If you’re going to shoot yourself, there aren’t many better places to do it than a good duck blind.
Will had counted 73 shotgun reports over the last hour, echoing underneath the low, gray clouds until they reached his spot near a bend in the river. One more sharp pop in the midst of all that noise wouldn’t even register a shrug from anybody. If you parked far enough away, and spent enough time and energy making your rig blend in, they probably wouldn’t even find you for a week or two – maybe longer if your wife was waiting at home to call the police when you didn’t return. By then, all the blood and bone would be frozen solid and wouldn’t stink when they eventually tracked you down. Yes, a man could do worse than taking his final bow in a duck blind.
He’d arrived before sunrise, stomping around in the dark and cursing himself for forgetting a flashlight. By the time he managed to locate his spot and fire up his camp heater, the sun was just starting to make its first orange streaks in the east. The river was slow-moving and icy, and the sky was a low ceiling of gray clouds. Will hadn’t fired his gun all morning; in addition to everything else, Beth had even taken his dog, and he wasn’t about to go wading up to his chest to collect a kill.
The blind itself wasn’t much to look at – that’s pretty much the idea. He’d built it in his garage from plywood and 2×4’s he picked up on the cheap from the lumber yard’s scrap heap. In past years, he had never seen the need to build his own; he’d tag along with a guy from work or one of his in-laws and sit in their store bought rigs, complete with infrared heaters and cup holders while flock after flock of mallards and pintails streamed by. But this year, Will had needed an excuse to stay out of the house, and the constant sawing, drilling and hammering made for a nice refuge from his soon-to-be ex-wife. He spent weeks tinkering with the design, adding unnecessary features like hinged drop-down windows and a shelf that ran along the entire back wall. Then, he slathered on layer after layer of dark green paint until the entire shelter was a quarter inch thicker in all directions. Eventually, there was no more work that could possibly be done, so he winched it onto a trailer and hauled it to the river a week before the season opened.

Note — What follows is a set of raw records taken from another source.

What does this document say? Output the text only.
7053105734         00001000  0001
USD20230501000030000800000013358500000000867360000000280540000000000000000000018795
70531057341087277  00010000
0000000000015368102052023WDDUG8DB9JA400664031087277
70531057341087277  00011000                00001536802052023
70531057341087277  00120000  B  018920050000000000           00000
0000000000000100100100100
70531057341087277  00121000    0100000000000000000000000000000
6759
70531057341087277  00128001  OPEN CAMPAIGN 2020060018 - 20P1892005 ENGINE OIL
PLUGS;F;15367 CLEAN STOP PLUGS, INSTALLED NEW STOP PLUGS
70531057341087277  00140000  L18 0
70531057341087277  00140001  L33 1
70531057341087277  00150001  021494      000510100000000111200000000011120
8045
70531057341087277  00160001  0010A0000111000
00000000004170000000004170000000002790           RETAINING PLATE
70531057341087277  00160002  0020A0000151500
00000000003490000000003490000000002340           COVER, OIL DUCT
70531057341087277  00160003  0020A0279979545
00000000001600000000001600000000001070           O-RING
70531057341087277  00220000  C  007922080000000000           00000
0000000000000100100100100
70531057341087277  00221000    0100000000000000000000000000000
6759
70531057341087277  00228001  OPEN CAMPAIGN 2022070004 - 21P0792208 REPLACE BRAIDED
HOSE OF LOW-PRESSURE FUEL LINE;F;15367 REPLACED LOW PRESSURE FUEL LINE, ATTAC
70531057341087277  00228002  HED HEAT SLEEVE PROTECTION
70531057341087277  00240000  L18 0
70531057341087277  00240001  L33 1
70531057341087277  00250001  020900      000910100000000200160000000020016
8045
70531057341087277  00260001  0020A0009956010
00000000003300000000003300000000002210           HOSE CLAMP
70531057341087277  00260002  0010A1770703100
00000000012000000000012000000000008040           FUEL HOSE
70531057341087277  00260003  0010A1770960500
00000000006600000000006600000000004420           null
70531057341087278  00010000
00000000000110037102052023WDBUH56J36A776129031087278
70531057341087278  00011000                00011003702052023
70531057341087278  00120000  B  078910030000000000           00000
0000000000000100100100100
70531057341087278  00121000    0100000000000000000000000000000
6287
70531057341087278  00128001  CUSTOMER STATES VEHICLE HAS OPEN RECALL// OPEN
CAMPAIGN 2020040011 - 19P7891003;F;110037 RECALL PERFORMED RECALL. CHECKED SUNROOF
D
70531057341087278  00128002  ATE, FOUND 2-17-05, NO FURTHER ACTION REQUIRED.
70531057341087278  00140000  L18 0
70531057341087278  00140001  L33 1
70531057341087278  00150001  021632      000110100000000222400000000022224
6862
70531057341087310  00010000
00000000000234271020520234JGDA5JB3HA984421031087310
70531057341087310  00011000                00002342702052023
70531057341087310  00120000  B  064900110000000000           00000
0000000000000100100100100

His small heater was doing yeoman’s work, but Will was still shivering in his chair. He dug through his pack until he found the bottle of rum he’d brought along just in case. He didn’t particularly care for the stuff, but whiskey made his stomach hurt, and vodka stunk of Soviet desperation. The first time he went hunting with Beth’s family, he caught a veritable shit-storm for his drink of choice and was forced to take covert nips from a flask all day. At lunch, they caught him refilling the flask from a bottle and her father – the miserable old bastard – made a scene asking if he planned on spinning up a batch of Pina Coladas for the group. This time it was just Will, and he was free to drink as much of the spiced rum as he damn well pleased.
Around noon, he saw another group of hunters across the river. They were on foot and making their way due south along the bank. A fat black lab trailed them in water up to his knees. Will grabbed his binoculars from the shelf behind him and scoped out the group. There were two men side by side up front, their vests fat in the back with ducks. One was pointing to a spot up the river where he must have been leading them. The shorter one in the back must have been just a kid; he was struggling to keep up and the way he was carrying his shotgun was a tragedy in the making. Eventually they made their way around another bend, and they were lost to him.
Will returned the binoculars and took another long drink from the bottle. He’d stopped shivering entirely; he wasn’t drunk yet, but it was only a matter of time. On second thought, shooting himself in the blind would be too obvious. If he went out and lay down in the reeds, tangling his ankles in some ground cover, it would look more like an accident.
Sometime around three o’clock, he nodded off in his chair, waking only when the heater ran out of fuel and the cold crept back into his bones. With numb hands, he packed his things and headed back to his truck. Duck season would be over in a week.